Alles in Christus – In alles als Christus
5
Prekenserie over de brief van Paulus aan de Kolossenzen
Kolossenzen 2:16 – 3:4 Geen scheidsrechters, maar ambassadeurs! Lezen: Kolossenzen 2:16 – 3:4 Grofweg zitten er nu drie soorten mensen afwachtend naar me te kijken: bijvoorbeeld degenen die graag de Joodse feesten vieren en de sabbat houden. Dat vanuit het diepe besef dat de Bijbel alleen goed te begrijpen is vanuit de context van het volk Israël. Gaan we dat alles in deze preek misschien aan de kant vegen…? Dan zijn er de mensen, die juist niet zo veel met Israël en het Jodendom hebben. Sabbat vieren en Joodse feesten moet je hen niet opdringen, want daar zien ze de noodzaak absoluut niet van. Gaan we in deze preek de ‘Israëlfanaten’ eens flink de les zal lezen? En in de derde plaats zijn er vast ook mensen die zich helemaal niet mee bezig houden met dit onderwerp. Het is veel te ingewikkeld en lastig om over dat onderwerp te praten, daar komt alleen maar onenigheid van. Of misschien ben je zelfs onwetend van de discussie op dit gebied en denk je: waar gaat dit eigenlijk over…? Ik geloof gewoon, dat is toch genoeg?
1
Voor de Kolossenzen was de vraag hoe je als Christen moet leven erg actueel. Ze leefden in een religieuze supermarkt: er was keus te over op godsdienstig gebied, maar wat was nu het ware geloof? Wat moet je doen, wat moet je laten? Wat is goed, wat juist slecht? Allerlei godsdienstige mensen hadden elkaar tegensprekende antwoorden klaar op deze vragen. Paulus wijst in deze kakofonie van religieuze geluiden de juiste weg: kijk maar één kant op, naar één Leider, één Voorganger: Christus. Hij is de bron van kennis en wijsheid (2:3), van hoop (1:5) en liefde (1:8, 12), Hij is de eerste, laatste, grootste, belangrijkste (1:15-20). Christus is in het leven van een christen in alles nummer één. Hij is het mysterie van God zelf: je hoeft niet naar God op te klimmen om Hem te vinden, maar Hij kwam zelf naar ons om ons te zoeken. Daarom hoeven we niet meer te zoeken of te doen, we moeten alleen maar Hem volgen: ”Volg de weg van Christus Jezus, nu u Hem als uw Heer aanvaard hebt…” (2:6) In de vorige preek over de Kolossenzenbrief heb ik duidelijk gemaakt wat het verschil is tussen religie en geloof. Religie is alles wat je als mens doet om dichter bij God te komen, geloof is aanvaarden wat God heeft gedaan om dichter bij ons te komen. Ik heb toen ook uitgelegd, dat religie veroordeelt, terwijl geloof verbroedert. In de preek van vandaag werken we dat verder uit, zoals Paulus dat ook doet. Ik zie in dit Bijbelstuk in drie delen: 1. Laat niemand u iets voorschrijven… (2:16-19) over schaduw en werkelijkheid; 2. Als u met Christus dood bent… (2:20-23) over hoe het niet moet; 3. Als u nu met Christus uit de dood bent opgewekt… (3:1-4) over hoe het wél moet.
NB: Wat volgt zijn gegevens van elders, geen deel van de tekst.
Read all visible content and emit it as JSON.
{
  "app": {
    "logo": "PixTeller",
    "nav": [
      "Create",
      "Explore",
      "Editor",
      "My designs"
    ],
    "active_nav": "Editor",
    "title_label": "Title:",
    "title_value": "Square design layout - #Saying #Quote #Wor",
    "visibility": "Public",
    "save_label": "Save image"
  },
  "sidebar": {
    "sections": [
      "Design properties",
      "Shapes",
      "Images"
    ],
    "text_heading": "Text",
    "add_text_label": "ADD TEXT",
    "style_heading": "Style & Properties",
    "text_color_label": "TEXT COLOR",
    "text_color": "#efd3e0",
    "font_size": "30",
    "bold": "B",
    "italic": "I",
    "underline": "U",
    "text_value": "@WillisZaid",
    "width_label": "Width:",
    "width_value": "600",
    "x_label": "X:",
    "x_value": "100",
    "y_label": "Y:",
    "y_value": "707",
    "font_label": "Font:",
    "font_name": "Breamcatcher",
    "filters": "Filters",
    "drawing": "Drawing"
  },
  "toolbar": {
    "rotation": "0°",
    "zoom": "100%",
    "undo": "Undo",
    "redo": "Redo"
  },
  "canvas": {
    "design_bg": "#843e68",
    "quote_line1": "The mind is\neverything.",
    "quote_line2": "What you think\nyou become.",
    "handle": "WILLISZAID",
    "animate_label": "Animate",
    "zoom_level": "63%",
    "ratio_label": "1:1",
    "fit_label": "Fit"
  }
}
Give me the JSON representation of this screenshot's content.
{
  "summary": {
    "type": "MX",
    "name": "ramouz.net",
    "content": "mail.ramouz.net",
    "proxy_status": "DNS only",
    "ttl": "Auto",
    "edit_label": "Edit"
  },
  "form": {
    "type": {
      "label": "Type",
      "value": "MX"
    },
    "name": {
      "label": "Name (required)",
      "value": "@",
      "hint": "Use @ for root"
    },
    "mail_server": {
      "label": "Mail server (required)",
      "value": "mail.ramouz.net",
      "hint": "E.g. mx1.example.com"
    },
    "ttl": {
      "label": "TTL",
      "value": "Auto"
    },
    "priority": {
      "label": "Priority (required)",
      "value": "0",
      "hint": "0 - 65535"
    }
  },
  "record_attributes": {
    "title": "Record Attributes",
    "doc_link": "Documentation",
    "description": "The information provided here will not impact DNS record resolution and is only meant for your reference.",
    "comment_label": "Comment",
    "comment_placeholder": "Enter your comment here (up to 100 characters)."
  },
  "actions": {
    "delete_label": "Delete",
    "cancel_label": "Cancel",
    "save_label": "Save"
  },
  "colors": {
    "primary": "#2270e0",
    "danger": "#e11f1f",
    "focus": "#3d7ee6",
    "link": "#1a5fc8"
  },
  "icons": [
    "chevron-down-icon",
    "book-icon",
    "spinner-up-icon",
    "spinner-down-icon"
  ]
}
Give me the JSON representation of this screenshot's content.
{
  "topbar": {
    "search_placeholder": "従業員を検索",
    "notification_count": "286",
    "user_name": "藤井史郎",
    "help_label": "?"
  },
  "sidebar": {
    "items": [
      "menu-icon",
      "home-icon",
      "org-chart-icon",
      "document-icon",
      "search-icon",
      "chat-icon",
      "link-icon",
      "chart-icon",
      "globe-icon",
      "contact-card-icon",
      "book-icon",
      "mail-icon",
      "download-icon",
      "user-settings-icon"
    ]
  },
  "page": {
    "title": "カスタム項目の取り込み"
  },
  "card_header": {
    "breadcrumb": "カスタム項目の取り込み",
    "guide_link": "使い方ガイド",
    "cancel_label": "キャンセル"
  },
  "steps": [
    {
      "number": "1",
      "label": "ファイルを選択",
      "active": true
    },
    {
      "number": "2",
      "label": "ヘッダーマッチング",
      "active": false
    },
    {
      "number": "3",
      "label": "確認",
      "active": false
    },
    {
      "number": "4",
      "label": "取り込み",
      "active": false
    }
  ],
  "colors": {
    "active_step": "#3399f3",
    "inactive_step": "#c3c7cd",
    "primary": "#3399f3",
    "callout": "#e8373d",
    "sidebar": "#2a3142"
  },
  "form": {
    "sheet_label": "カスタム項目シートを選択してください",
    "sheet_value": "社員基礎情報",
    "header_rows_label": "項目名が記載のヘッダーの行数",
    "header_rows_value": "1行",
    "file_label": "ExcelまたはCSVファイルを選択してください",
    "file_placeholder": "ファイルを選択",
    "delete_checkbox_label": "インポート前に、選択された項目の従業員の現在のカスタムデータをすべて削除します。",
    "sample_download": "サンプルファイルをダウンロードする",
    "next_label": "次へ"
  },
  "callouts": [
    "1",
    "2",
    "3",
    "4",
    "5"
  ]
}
SCHADUW EN WERKELIJKHEID In hoofdstuk 2 vers 8 schrijft Paulus: “Wees op uw hoede en laat u niet meeslepen door holle en misleidende theorieën die op menselijke tradities zijn gebaseerd en zich richten op de machten van de wereld en niet op Christus.” Nu gaat hij dat concreet maken in het stuk dat wij gelezen hebben. Die menselijke, holle en misleidende theorieën gaan dus over eten, drinken en feestdagen, over zelfvernedering, engelenverering, visioenen en dergelijke.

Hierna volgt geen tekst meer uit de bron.